Sulfonylureas stimulate the body to produce more insulin and these oral medications have kept many type 2 diabetics off injected insulin. With sulfonylureas we can obtain an increase in the production of insulin by the damaged or inhibited beta-cells; treating diabetes with remedies of this type is only possible, however, if there is still some potential activity of beta-cells. Sulfonylureas are not effective for type 1 diabetics (except for a specific kind) or in type 2 patients whose body's beta cells no longer produce insulin.
Possible side effects of sulfonylureas are hypoglycemia and weight gain. Other oral antidiabetic medications are also available.
Stem Cell Therapy & Islet Cell Transplantation Therapy
A cure for diabetes, as opposed to a treatment, can only be achieved by providing the patient with functional insulin-producing beta cells, with either pancreas or beta-cell transplants. Beta cells are not easily obtainable, and must be recovered from cadavers within eight hours from death. Because of lack of donor organs this is not easy to achieve, and hence the recent research into alternative ways of generating beta cells from encapsulated islet xenografts, islet expansion, human islet cell-lines, and in particular stem cells.
A relatively new possible treatment is stem cell therapy, believed by many scientists to have great potential for many diseases, including diabetes. Stem cells are "non-specialized" cells, found in both embryos and adults, which can develop into diverse specialized types of cell like red blood cells or muscle cells. In diabetes, they may replace missing or damaged insulin-producing beta cells found in the Islands of Langerhans area of the pancreas. They could, furthermore, replace cells of organs or tissues damaged by diabetes, as in the case of retinopathy.

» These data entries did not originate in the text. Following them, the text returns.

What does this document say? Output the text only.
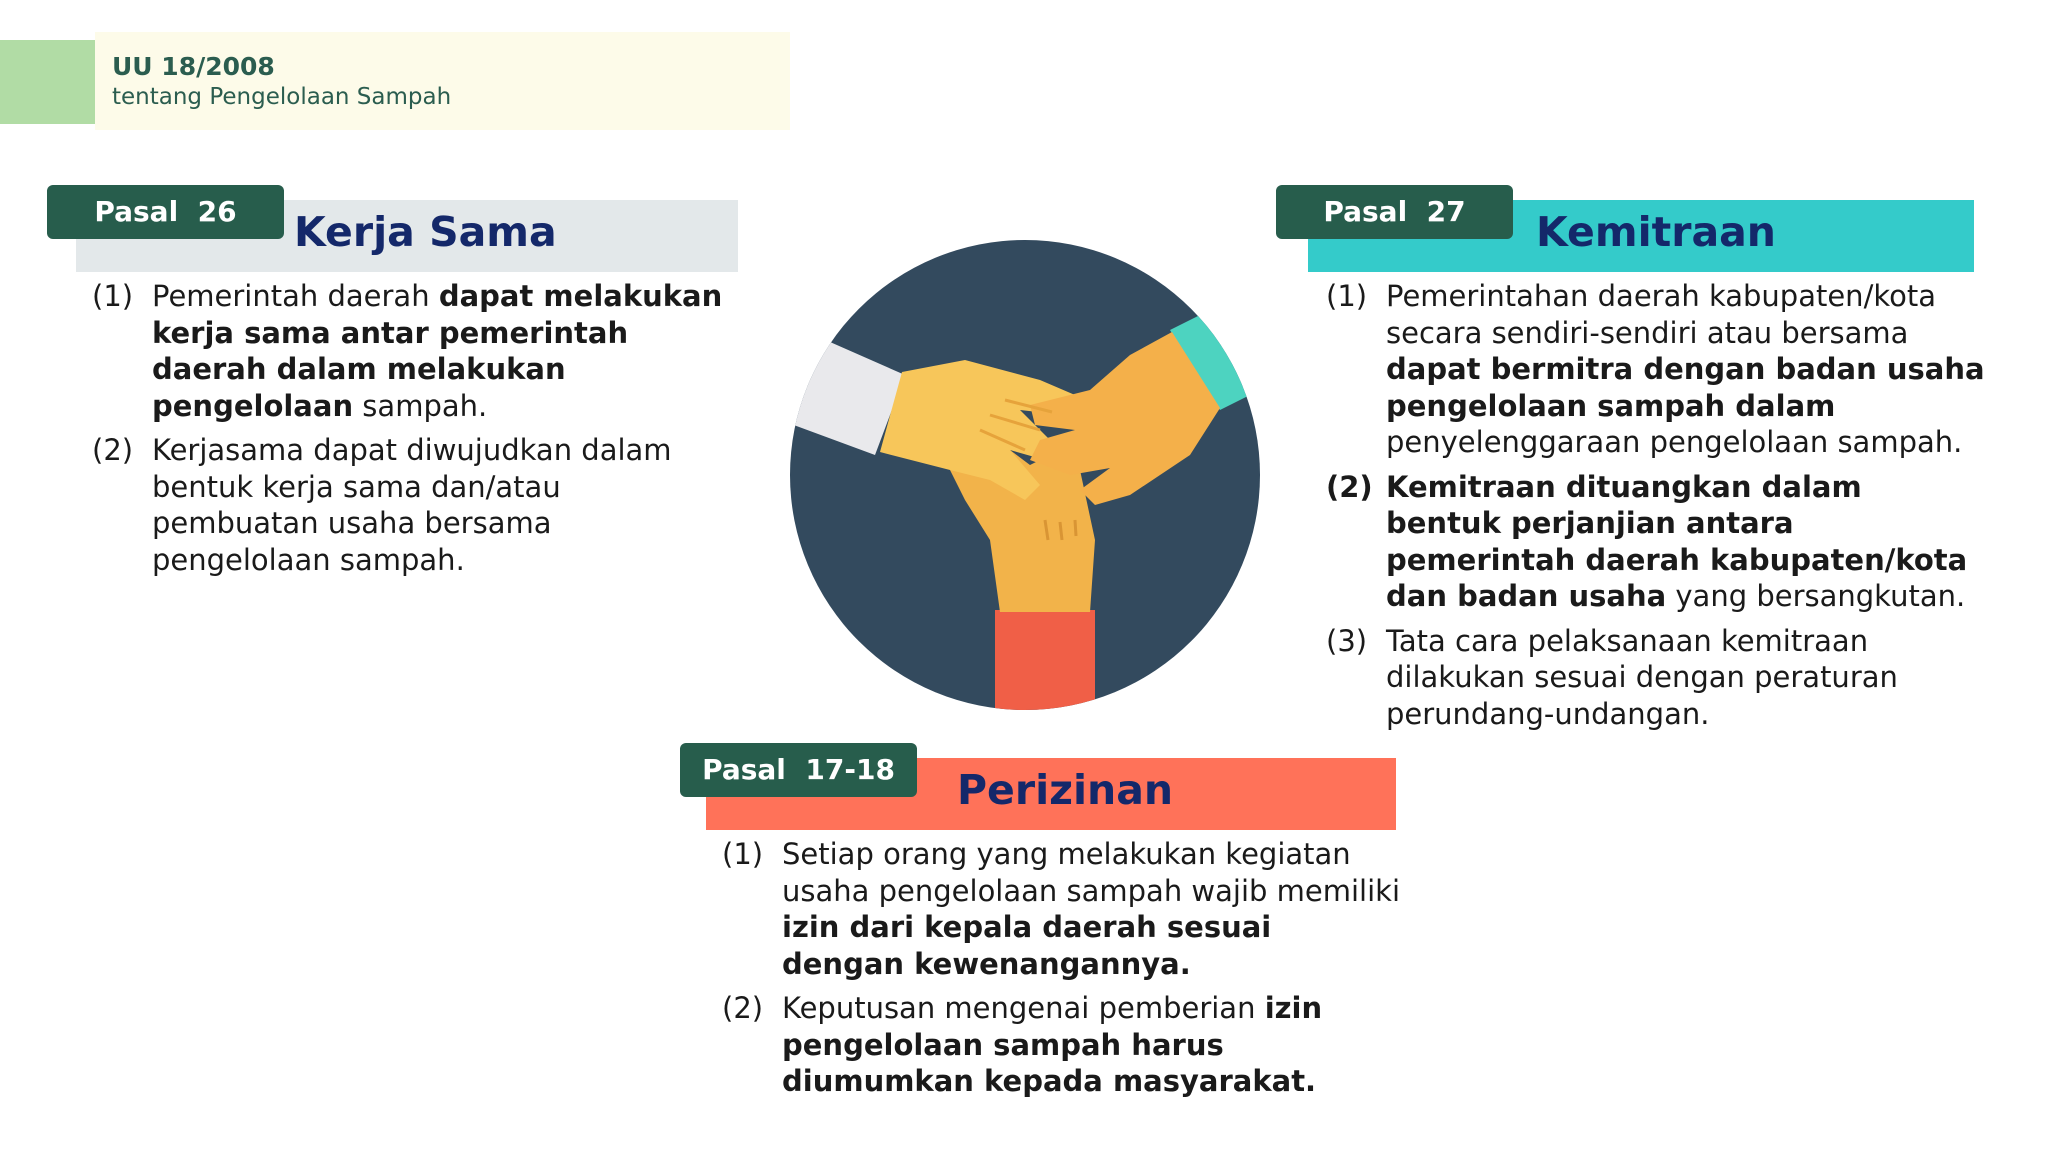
UU 18/2008
tentang Pengelolaan Sampah
Pasal  26	Kerja Sama
(1) Pemerintah daerah dapat melakukan kerja sama antar pemerintah daerah dalam melakukan pengelolaan sampah.
(2) Kerjasama dapat diwujudkan dalam bentuk kerja sama dan/atau pembuatan usaha bersama pengelolaan sampah.
Pasal  27	Kemitraan
(1) Pemerintahan daerah kabupaten/kota secara sendiri-sendiri atau bersama dapat bermitra dengan badan usaha pengelolaan sampah dalam penyelenggaraan pengelolaan sampah.
(2) Kemitraan dituangkan dalam bentuk perjanjian antara pemerintah daerah kabupaten/kota dan badan usaha yang bersangkutan.
(3) Tata cara pelaksanaan kemitraan dilakukan sesuai dengan peraturan perundang-undangan.
Pasal  17-18	Perizinan
(1) Setiap orang yang melakukan kegiatan usaha pengelolaan sampah wajib memiliki izin dari kepala daerah sesuai dengan kewenangannya.
(2) Keputusan mengenai pemberian izin pengelolaan sampah harus diumumkan kepada masyarakat.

Finally, they may serve to 'reset' the faulty immune system in people at risk of developing diabetes type 1 before the autoimmune response destroys the insulin-producing islet cells, therefore preventing the disease.
For the last use it's early days yet, as there is still not enough evidence. Researchers involved say that this method can be used only if the condition is caught early. Diabetes type 1 may prove to be particularly difficult to cure, because the cells are destroyed by the body's own immune system. This autoimmunity must be overcome in order to transplant cells replacing the diseased ones.

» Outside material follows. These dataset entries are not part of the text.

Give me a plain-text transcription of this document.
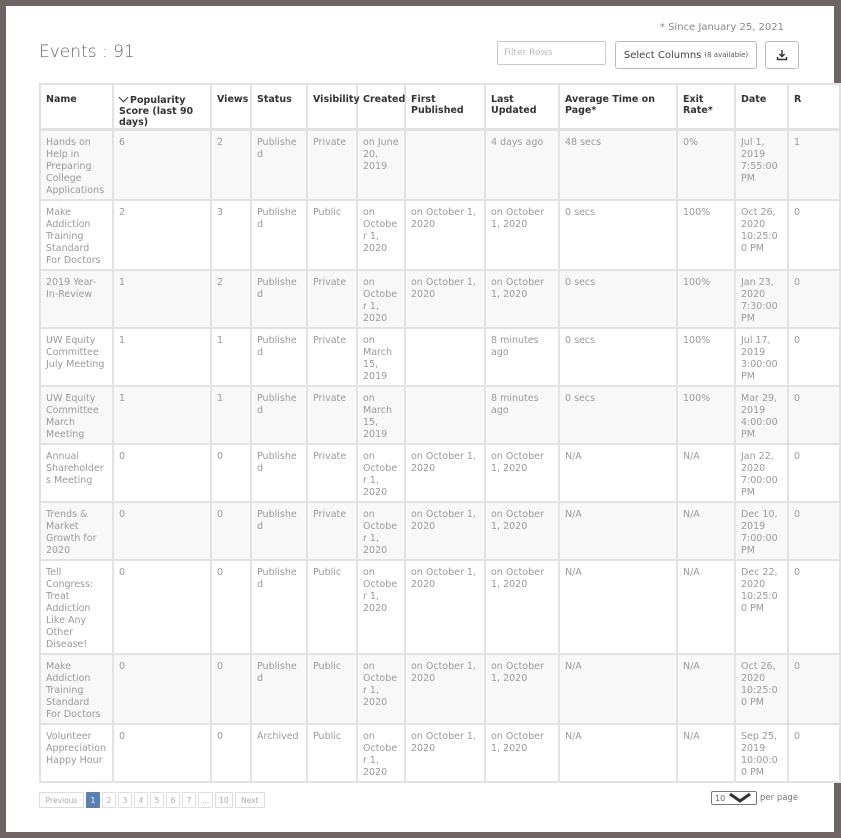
* Since January 25, 2021
Events : 91
Filter Rows	Select Columns (8 available)
Name	Popularity Score (last 90 days)	Views	Status	Visibility	Created	First Published	Last Updated	Average Time on Page*	Exit Rate*	Date	R
Hands on Help in Preparing College Applications	6	2	Published	Private	on June 20, 2019		4 days ago	48 secs	0%	Jul 1, 2019 7:55:00 PM	1
Make Addiction Training Standard For Doctors	2	3	Published	Public	on October 1, 2020	on October 1, 2020	on October 1, 2020	0 secs	100%	Oct 26, 2020 10:25:00 PM	0
2019 Year-In-Review	1	2	Published	Private	on October 1, 2020	on October 1, 2020	on October 1, 2020	0 secs	100%	Jan 23, 2020 7:30:00 PM	0
UW Equity Committee July Meeting	1	1	Published	Private	on March 15, 2019		8 minutes ago	0 secs	100%	Jul 17, 2019 3:00:00 PM	0
UW Equity Committee March Meeting	1	1	Published	Private	on March 15, 2019		8 minutes ago	0 secs	100%	Mar 29, 2019 4:00:00 PM	0
Annual Shareholders Meeting	0	0	Published	Private	on October 1, 2020	on October 1, 2020	on October 1, 2020	N/A	N/A	Jan 22, 2020 7:00:00 PM	0
Trends & Market Growth for 2020	0	0	Published	Private	on October 1, 2020	on October 1, 2020	on October 1, 2020	N/A	N/A	Dec 10, 2019 7:00:00 PM	0
Tell Congress: Treat Addiction Like Any Other Disease!	0	0	Published	Public	on October 1, 2020	on October 1, 2020	on October 1, 2020	N/A	N/A	Dec 22, 2020 10:25:00 PM	0
Make Addiction Training Standard For Doctors	0	0	Published	Public	on October 1, 2020	on October 1, 2020	on October 1, 2020	N/A	N/A	Oct 26, 2020 10:25:00 PM	0
Volunteer Appreciation Happy Hour	0	0	Archived	Public	on October 1, 2020	on October 1, 2020	on October 1, 2020	N/A	N/A	Sep 25, 2019 10:00:00 PM	0
Previous	1	2	3	4	5	6	7	...	10	Next	10	per page
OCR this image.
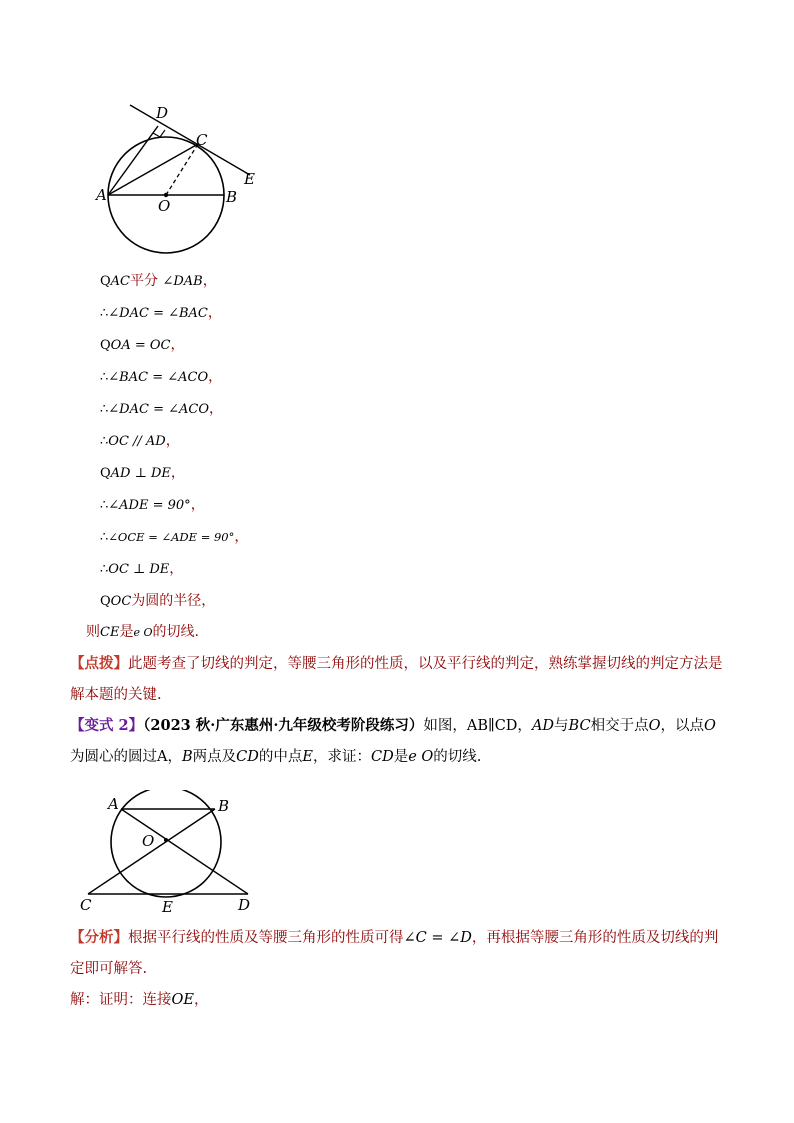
D
C
E
A
O	B
QAC平分 ∠DAB，
∴∠DAC = ∠BAC，
QOA = OC，
∴∠BAC = ∠ACO，
∴∠DAC = ∠ACO，
∴OC // AD，
QAD ⊥ DE，
∴∠ADE = 90°，
∴∠OCE = ∠ADE = 90°，
∴OC ⊥ DE，
QOC为圆的半径，
则CE是e O的切线.
【点拨】此题考查了切线的判定，等腰三角形的性质，以及平行线的判定，熟练掌握切线的判定方法是解本题的关键.
【变式 2】（2023 秋·广东惠州·九年级校考阶段练习）如图，AB∥CD，AD与BC相交于点O，以点O为圆心的圆过A，B两点及CD的中点E，求证：CD是e O的切线.
A	B
O
C	E	D
【分析】根据平行线的性质及等腰三角形的性质可得∠C = ∠D，再根据等腰三角形的性质及切线的判定即可解答.
解：证明：连接OE，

A study carried out in Edmonton, Canada, has produced the method of immunosuppressive therapy known as the 'Edmonton Protocol,' reputedly more effective and beneficial in the initial stages but difficult to replicate. Besides, immuno-suppressant drugs can make patients vulnerable to serious infections and diseases.
Islet cell transplantation therapy has made advances in the last decade or so. Canadian researcher James Shapiro and others developed the Edmonton Protocol, treating a patient with it for the first time in 1999, and publishing a report on it in 2000. This team successfully transferred human beta-cells into 8 diabetic patients who have been living without insulin for almost a year.
Of 36 patients transplanted, 16, that is 44 percent, were insulin-independent after one year; 10, or 28 percent, had partial graft function after one year; and another 10 had complete graft loss after one year. Although insulin independence is generally unsustainable in the long term, the transplanted islet cells work well enough to protect from unconsciousness and severe hypoglycemic episodes. Possibly the main problem facing islet transplantation for type 1 diabetics is the shortage of organ donors.